Publié le 2025-11-10 16:39:00. Une nouvelle société de promotion immobilière a intenté une action en justice contre l’État irlandais après la suspension du soutien financier à un projet d’hébergement pour demandeurs de protection internationale, ajoutant ainsi une nouvelle tension aux difficultés rencontrées par le gouvernement en matière de logement.
- La société Palmerstown Temporary Accommodation (PTA) Ltd affirme avoir investi 17 millions d’euros dans la conversion d’un bâtiment industriel à Dublin.
- PTA estime que le contrat prévoyait des paiements de l’État d’environ 26,6 millions d’euros sur deux ans, au tarif de 80 euros par personne et par jour.
- Le ministère de la Justice est accusé de s’être désengagé du contrat sans justification, laissant PTA face à des coûts importants.

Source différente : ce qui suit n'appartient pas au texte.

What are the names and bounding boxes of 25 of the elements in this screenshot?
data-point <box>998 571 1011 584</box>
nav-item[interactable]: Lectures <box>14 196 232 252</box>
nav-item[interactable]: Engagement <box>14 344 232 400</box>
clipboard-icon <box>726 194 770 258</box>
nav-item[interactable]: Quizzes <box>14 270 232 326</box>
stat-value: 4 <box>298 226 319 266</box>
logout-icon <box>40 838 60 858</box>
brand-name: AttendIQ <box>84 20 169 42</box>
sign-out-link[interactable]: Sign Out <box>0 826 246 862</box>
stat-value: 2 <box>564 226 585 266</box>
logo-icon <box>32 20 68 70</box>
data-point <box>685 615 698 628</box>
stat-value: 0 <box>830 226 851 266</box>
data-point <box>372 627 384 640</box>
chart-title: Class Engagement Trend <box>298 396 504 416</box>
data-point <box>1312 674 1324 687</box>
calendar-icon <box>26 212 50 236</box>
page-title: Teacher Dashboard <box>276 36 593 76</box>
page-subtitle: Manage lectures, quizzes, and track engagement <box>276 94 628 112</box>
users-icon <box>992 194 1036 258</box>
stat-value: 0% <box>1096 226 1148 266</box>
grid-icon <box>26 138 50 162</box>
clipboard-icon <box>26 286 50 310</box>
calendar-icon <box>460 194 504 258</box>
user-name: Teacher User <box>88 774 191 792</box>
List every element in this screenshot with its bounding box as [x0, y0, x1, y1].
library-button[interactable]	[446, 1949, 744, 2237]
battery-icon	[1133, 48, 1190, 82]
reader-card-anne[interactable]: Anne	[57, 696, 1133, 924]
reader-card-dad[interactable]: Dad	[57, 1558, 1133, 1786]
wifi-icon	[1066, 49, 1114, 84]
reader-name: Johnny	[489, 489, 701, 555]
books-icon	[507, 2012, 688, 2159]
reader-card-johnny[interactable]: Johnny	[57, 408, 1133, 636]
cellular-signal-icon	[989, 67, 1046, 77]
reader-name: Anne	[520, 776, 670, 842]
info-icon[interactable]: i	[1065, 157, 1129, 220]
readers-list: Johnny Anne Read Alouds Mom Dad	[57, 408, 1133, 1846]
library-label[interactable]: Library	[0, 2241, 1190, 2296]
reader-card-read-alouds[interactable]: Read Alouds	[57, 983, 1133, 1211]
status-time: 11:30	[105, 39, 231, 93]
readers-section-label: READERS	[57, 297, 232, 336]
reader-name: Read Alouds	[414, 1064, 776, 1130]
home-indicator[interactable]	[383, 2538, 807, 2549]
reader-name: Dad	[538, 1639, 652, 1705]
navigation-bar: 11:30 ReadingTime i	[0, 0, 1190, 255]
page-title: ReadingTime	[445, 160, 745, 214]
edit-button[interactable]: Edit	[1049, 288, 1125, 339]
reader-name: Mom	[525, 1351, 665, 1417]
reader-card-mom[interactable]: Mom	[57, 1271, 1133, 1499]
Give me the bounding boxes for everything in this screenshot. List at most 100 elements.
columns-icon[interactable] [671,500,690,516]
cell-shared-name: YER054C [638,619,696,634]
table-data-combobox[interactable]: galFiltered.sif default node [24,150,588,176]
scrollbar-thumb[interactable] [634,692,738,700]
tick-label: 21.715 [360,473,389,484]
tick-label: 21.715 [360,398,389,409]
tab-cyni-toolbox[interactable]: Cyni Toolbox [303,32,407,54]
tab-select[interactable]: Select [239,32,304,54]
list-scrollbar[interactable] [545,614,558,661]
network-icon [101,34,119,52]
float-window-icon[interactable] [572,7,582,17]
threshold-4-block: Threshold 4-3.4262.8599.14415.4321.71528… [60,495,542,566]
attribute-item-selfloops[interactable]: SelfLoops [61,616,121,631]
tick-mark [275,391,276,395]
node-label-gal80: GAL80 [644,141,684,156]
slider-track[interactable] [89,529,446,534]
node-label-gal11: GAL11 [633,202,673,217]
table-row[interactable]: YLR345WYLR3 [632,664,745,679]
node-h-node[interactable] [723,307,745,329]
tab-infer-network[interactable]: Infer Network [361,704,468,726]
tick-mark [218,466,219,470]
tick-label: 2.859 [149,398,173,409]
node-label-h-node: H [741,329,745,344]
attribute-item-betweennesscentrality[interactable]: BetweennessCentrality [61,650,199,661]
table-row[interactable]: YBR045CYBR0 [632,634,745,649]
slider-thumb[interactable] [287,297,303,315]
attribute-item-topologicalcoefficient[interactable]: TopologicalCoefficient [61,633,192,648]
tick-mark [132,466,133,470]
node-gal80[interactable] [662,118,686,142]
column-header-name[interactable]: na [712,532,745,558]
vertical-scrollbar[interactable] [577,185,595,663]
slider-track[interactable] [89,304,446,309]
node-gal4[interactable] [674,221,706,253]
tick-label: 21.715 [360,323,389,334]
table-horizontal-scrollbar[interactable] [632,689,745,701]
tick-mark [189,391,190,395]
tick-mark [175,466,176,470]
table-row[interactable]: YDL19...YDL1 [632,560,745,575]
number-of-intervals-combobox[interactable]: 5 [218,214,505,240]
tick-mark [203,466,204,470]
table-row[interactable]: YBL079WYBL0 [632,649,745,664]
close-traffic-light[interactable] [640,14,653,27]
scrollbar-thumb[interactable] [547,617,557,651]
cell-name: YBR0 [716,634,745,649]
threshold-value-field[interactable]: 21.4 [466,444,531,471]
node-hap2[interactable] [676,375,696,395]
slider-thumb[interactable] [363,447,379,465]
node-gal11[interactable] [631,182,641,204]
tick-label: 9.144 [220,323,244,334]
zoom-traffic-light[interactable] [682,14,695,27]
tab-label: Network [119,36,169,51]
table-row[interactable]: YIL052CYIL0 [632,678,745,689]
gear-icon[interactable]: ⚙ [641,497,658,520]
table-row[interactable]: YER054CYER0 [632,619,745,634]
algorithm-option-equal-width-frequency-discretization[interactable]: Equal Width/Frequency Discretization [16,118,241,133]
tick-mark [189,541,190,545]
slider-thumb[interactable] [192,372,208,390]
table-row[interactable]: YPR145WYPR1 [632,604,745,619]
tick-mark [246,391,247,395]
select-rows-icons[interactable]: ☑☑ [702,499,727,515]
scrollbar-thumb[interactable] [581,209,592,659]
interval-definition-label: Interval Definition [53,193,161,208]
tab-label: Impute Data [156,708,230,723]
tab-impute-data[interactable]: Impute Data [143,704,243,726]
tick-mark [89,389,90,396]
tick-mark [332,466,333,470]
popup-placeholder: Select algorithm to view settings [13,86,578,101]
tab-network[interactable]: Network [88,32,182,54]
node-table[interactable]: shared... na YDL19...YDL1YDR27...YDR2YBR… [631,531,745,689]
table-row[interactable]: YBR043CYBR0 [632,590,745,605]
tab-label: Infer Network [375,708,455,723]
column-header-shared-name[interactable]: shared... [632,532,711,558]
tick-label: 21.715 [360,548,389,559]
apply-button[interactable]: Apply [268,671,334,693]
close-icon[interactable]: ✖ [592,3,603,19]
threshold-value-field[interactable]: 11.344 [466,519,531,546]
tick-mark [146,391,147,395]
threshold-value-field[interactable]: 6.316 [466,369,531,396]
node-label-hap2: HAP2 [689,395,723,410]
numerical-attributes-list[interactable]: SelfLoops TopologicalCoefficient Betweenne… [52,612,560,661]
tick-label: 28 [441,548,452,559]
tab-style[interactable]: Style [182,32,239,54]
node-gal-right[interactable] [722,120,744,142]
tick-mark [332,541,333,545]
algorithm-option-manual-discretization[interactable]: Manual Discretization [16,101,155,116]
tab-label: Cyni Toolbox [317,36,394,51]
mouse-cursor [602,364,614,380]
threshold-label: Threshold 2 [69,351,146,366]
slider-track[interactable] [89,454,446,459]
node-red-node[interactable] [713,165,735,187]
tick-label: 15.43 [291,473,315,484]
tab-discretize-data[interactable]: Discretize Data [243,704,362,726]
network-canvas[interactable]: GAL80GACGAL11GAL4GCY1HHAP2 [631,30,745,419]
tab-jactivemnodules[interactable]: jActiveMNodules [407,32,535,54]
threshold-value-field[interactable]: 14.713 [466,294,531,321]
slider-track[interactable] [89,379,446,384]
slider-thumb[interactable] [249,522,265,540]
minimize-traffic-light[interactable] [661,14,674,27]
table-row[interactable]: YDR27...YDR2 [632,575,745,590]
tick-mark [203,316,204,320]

La société Palmerstown Temporary Accommodation (PTA) Ltd a porté l’affaire devant le tribunal de commerce, alléguant que l’État a rompu un contrat pour l’exploitation d’un centre d’hébergement destiné à accueillir 456 demandeurs de protection internationale dans la zone industrielle de Cherry Orchard, à l’ouest de Dublin. PTA, filiale de Tailored Projects Ltd, basée à Killarney, avait acquis le bâtiment d’une superficie de 3 250 mètres carrés (32 000 pieds carrés) pour environ 3,5 millions d’euros début 2024.
En février 2024, le conseil du comté de South Dublin avait délivré une « déclaration d’exemption de planification », permettant la transformation du bâtiment sans permis de construire. PTA avait ensuite signé un contrat avec le ministère de l’Enfance en juillet 2024 pour réaliser les travaux de conversion. Cependant, en mai dernier, la responsabilité de l’hébergement des demandeurs de protection internationale a été transférée au ministère de la Justice, de l’Intérieur et des Migrations.
Selon les documents judiciaires, le directeur de PTA, Peter Dunlea, a été informé lors d’une réunion en avril avec des responsables du ministère de la Justice que l’État « pourrait ne pas donner suite » à l’hébergement dans ce centre. Plus tard dans le même mois, M. Dunlea a déclaré dans une déclaration sous serment qu’on lui avait confirmé que la propriété n’était plus considérée comme un centre d’hébergement.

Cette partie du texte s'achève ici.